Back row (Left to Right): Tom Medvetz, Jason Frank, Janice Thies, Ken Roberts; Middle row: Kyoko Sato, Ron Herring, Rebecca Givan, Susan Spronk; Front row: Sarah Soule, Maria Cook, Durba Ghosh and Stephen Hilgartner.
Photo by Robert Barker, University Photography

Consider this: Why do some claims to scientific or social-scientific knowledge become authoritative and consensual, whereas others raise storms of social protest and political conflict? Why do some forms of "contentious politics" around knowledge claims remain isolated and localized, whereas others spread to new sites or establish linkages to a broader set of actors and issues? The 2006-09 Institute for the Social Sciences (ISS) theme project examines the emergence and diffusion of social protest around authoritative knowledge, as well as the effects of such protest on policy and institutional change. Ronald J. Herring and Kenneth M. Roberts, both professors of government, co-lead the project.

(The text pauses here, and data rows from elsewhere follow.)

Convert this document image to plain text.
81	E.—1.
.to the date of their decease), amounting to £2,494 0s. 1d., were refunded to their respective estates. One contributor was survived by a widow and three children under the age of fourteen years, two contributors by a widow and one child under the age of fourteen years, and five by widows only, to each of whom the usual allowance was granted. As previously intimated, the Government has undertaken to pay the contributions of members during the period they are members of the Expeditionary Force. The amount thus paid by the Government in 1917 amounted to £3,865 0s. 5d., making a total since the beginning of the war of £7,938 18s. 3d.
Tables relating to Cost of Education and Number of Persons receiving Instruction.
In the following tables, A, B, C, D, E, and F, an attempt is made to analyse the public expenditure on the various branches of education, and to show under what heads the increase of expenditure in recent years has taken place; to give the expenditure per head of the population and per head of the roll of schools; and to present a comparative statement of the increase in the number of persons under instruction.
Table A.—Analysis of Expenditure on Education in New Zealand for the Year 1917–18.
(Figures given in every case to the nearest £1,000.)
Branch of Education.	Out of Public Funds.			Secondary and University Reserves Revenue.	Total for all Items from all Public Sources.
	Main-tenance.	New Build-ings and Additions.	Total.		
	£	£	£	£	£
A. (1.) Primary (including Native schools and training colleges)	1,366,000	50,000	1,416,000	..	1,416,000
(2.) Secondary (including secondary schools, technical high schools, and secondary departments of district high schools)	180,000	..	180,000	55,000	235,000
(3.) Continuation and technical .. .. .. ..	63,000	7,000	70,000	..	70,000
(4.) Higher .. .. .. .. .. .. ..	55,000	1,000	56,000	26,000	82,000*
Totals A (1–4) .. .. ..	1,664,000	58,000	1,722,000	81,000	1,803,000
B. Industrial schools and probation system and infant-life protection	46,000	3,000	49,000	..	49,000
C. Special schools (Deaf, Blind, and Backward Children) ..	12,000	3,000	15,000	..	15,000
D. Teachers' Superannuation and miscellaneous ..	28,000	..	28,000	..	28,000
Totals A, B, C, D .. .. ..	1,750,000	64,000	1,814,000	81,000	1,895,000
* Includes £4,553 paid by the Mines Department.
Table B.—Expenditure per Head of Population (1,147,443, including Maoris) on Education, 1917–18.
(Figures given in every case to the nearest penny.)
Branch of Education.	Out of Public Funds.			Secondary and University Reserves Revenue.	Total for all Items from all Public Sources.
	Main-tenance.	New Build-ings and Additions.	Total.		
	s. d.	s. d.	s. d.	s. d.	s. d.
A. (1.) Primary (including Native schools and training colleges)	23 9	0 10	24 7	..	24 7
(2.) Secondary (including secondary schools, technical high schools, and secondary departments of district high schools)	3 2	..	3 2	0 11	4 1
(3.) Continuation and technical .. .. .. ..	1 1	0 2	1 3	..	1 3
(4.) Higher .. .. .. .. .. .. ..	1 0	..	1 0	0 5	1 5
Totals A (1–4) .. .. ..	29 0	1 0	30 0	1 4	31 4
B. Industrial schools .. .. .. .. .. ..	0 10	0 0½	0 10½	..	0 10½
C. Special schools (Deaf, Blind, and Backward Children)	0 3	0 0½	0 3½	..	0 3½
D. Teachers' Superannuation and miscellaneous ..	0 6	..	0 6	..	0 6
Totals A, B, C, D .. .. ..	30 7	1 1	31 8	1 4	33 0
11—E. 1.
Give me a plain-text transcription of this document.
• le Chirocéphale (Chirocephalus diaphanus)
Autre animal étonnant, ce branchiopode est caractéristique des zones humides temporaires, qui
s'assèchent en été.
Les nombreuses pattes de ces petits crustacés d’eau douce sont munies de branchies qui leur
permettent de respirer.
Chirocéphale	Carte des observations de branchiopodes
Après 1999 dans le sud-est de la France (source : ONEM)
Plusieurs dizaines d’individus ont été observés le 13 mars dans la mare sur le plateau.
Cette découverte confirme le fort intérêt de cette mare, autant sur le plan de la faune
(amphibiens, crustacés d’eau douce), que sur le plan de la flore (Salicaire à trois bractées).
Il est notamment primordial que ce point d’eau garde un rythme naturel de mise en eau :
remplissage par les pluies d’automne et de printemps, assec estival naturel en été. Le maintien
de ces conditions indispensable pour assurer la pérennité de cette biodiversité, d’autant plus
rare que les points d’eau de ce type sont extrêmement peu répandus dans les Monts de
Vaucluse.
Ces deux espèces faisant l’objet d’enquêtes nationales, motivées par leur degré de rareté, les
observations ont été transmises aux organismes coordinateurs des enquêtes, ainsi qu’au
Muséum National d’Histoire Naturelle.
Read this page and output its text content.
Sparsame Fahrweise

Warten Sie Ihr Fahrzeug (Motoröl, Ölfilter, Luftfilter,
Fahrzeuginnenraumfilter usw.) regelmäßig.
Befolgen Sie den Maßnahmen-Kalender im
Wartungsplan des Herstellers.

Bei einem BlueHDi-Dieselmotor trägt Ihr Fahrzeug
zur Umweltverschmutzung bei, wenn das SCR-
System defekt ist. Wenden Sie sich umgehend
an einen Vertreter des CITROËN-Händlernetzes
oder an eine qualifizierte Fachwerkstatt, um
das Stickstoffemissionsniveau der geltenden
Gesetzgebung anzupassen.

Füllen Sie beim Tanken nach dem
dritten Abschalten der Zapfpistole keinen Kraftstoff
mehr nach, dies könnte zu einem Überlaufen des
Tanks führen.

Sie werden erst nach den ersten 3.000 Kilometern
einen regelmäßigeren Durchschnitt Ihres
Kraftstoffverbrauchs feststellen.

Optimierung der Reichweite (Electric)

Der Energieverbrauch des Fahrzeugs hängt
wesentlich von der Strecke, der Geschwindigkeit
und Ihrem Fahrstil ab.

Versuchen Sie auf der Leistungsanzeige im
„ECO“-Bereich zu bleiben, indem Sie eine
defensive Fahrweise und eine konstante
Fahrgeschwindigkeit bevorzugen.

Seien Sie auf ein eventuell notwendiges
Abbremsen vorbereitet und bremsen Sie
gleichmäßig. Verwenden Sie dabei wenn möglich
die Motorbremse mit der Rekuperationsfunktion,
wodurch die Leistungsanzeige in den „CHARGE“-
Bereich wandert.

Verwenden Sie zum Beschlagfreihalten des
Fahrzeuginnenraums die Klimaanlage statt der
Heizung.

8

Scholars participating in the project conduct research on political contention in a variety of knowledge spheres, ranging from social protest against dominant paradigms of economic development to the varying success of global social movements that contest the safety of genetic engineering (i.e., the "Frankenfood" debate). Associated faculty and post-doctoral fellows will explore how expertise informs policy debates; how such expertise becomes authoritative, and why it is sometimes contested within epistemic communities, policymaking circles, and civil society; how civic groups and social movements that contest authoritative knowledge emerge, spread, and frame knowledge claims; and how these social actors elicit or impede innovation in public policy and governing institutions.

Social movements often defy the expectations of scholars – most likely because they involve complex motives and mechanisms derived from interdisciplinary sources. Thus, it is likely to be work at the intersection of fields such as political science, sociology, anthropology, economics, psychology, bio-ethics, and the natural sciences that is needed to understand the mechanisms and forms of leverage that convert social protest into political innovation, and to predict the factors that impede such innovation. Ultimately, the goal of this theme project, as well as the ISS, is to build a culture of excellence in social science research through collaboration across the disciplines and the colleges that will have a lasting impact at Cornell.